Reputation: 410
I have 12 Million company names in my db. I want to match them with a list offline. I want to know the best algorithm to do so. I have done that through Levenstiens distance but it is not giving the expected results. Could you please suggest some algorithms for the same.Problem is matching the companies like
G corp. ----this need to be mapped to G corporation
water Inc -----Water Incorporated
Upvotes: 2
Views: 11219
Reputation: 4467
This library looks promissing. Highly configurable, uses Levenshtein distance, Cosine distance and special suffix handling like Inc., Ltd. etc.
https://pypi.org/project/name-matching/
Upvotes: 1
Reputation: 1
Use MatchKraft to fuzzy match company names on two lists.
Levenstiens distance is not enough to solve this problem. You also need the following:
It is better to use an existing tool rather than creating your program in Python.
Upvotes: -2
Reputation: 2900
You can use fuzzyset, put all your companies names in the fuzzy set and then match a new term to get matching scores. An example :
import fuzzyset
fz = fuzzyset.FuzzySet()
#Create a list of terms we would like to match against in a fuzzy way
for l in ["Diane Abbott", "Boris Johnson"]:
fz.add(l)
#Now see if our sample term fuzzy matches any of those specified terms
sample_term='Boris Johnstone'
fz.get(sample_term), fz.get('Diana Abbot'), fz.get('Joanna Lumley')

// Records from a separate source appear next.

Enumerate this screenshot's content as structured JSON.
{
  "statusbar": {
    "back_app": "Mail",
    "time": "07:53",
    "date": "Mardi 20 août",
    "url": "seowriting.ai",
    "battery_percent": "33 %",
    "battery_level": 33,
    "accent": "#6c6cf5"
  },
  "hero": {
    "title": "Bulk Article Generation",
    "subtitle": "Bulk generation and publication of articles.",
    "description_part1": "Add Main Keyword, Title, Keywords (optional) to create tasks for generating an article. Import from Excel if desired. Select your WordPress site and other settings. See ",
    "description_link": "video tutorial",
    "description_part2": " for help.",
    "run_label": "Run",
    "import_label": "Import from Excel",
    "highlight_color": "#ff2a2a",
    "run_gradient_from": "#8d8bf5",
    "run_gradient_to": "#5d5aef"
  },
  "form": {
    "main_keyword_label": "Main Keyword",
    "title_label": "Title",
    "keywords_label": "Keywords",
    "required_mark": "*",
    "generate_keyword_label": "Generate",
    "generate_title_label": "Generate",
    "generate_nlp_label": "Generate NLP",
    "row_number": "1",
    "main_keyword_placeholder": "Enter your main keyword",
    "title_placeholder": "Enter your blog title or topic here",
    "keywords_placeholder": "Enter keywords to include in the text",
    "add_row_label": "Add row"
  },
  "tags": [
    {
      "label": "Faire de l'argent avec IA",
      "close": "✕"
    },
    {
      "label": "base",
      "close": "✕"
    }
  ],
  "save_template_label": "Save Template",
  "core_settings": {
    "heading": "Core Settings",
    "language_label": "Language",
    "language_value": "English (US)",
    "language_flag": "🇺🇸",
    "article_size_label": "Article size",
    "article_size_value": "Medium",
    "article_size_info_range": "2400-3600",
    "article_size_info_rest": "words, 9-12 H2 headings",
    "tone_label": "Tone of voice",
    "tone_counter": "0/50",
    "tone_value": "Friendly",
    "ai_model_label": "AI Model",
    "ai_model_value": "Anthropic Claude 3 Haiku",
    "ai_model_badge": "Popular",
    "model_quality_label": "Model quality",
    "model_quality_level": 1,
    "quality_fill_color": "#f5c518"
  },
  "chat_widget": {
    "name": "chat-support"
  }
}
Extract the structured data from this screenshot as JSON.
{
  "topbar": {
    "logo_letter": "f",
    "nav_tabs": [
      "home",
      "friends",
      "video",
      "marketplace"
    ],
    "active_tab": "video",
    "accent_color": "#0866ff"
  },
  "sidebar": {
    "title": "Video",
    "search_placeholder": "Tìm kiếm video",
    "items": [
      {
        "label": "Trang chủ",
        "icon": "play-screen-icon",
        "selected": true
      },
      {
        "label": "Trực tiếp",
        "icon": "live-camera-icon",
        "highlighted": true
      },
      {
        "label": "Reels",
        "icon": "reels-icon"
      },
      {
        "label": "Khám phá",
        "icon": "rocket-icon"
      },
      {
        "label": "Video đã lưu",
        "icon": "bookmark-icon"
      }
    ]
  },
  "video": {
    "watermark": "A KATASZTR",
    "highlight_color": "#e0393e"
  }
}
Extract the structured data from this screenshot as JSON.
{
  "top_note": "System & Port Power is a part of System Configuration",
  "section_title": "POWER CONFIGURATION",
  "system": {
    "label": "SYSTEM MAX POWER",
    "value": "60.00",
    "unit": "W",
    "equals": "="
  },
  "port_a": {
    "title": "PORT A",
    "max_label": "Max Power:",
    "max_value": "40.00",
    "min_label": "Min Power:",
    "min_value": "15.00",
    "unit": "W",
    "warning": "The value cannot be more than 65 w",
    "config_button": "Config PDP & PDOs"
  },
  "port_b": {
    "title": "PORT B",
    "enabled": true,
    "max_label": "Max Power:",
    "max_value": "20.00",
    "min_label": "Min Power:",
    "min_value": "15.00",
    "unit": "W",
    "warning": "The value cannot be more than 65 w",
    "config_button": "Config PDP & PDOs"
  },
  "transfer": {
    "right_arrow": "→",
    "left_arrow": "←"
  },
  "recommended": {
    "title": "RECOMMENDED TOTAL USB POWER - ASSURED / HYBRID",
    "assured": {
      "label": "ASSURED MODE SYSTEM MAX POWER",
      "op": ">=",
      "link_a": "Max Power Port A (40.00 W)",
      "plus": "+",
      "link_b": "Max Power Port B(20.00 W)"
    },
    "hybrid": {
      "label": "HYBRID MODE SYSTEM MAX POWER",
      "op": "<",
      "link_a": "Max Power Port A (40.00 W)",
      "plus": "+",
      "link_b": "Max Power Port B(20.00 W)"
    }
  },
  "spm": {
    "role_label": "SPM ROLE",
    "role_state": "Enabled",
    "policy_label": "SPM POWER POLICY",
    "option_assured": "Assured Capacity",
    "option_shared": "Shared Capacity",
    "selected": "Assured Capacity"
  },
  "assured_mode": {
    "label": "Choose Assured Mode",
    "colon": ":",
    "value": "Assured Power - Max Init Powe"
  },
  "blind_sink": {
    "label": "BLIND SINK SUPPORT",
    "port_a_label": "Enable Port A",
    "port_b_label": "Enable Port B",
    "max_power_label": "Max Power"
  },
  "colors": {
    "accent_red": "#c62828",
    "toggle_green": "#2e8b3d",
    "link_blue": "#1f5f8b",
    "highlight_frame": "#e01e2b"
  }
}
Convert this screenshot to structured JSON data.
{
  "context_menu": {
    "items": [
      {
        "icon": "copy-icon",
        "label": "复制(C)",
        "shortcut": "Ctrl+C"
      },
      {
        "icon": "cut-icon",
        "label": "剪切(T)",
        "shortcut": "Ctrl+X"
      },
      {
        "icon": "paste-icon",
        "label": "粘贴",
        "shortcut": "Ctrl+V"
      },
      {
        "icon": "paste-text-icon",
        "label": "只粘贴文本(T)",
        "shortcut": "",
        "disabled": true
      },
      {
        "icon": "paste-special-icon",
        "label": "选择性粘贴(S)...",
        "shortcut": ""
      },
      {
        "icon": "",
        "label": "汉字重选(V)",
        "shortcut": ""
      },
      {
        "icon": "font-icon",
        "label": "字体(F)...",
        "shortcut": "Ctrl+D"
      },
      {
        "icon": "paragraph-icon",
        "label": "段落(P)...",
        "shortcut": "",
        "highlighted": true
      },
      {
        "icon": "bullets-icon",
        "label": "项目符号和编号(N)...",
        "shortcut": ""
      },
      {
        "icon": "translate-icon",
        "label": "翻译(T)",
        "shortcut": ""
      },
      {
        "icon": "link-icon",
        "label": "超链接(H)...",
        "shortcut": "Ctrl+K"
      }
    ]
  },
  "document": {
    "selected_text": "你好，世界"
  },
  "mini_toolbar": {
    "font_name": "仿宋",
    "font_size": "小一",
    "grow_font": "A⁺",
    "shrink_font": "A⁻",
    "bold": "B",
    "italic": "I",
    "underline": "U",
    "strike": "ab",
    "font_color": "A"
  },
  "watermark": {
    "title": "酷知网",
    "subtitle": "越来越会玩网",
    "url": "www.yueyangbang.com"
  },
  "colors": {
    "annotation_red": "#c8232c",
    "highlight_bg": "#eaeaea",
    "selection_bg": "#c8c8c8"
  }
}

Also, if you want to work with semantics, instead of just the string( which works better in such scenarios ), then have a look at spacy similarity. An example from the spacy docs:
import spacy
nlp = spacy.load('en_core_web_md') # make sure to use larger model!
tokens = nlp(u'dog cat banana')
for token1 in tokens:
for token2 in tokens:
print(token1.text, token2.text, token1.similarity(token2))
Upvotes: 2
Reputation: 168824
You should probably start by expanding the known suffixes in both lists (the database and the list). This will take some manual work to figure out the correct mapping, e.g. with regexps:
\s+inc\.?$
-> Incorporated
\s+corp\.?$
-> Corporation
You may want to do other normalization as well, such as lower-casing everything, removing punctuation, etc.
You can then use Levenshtein distance or another fuzzy matching algorithm.
Upvotes: 2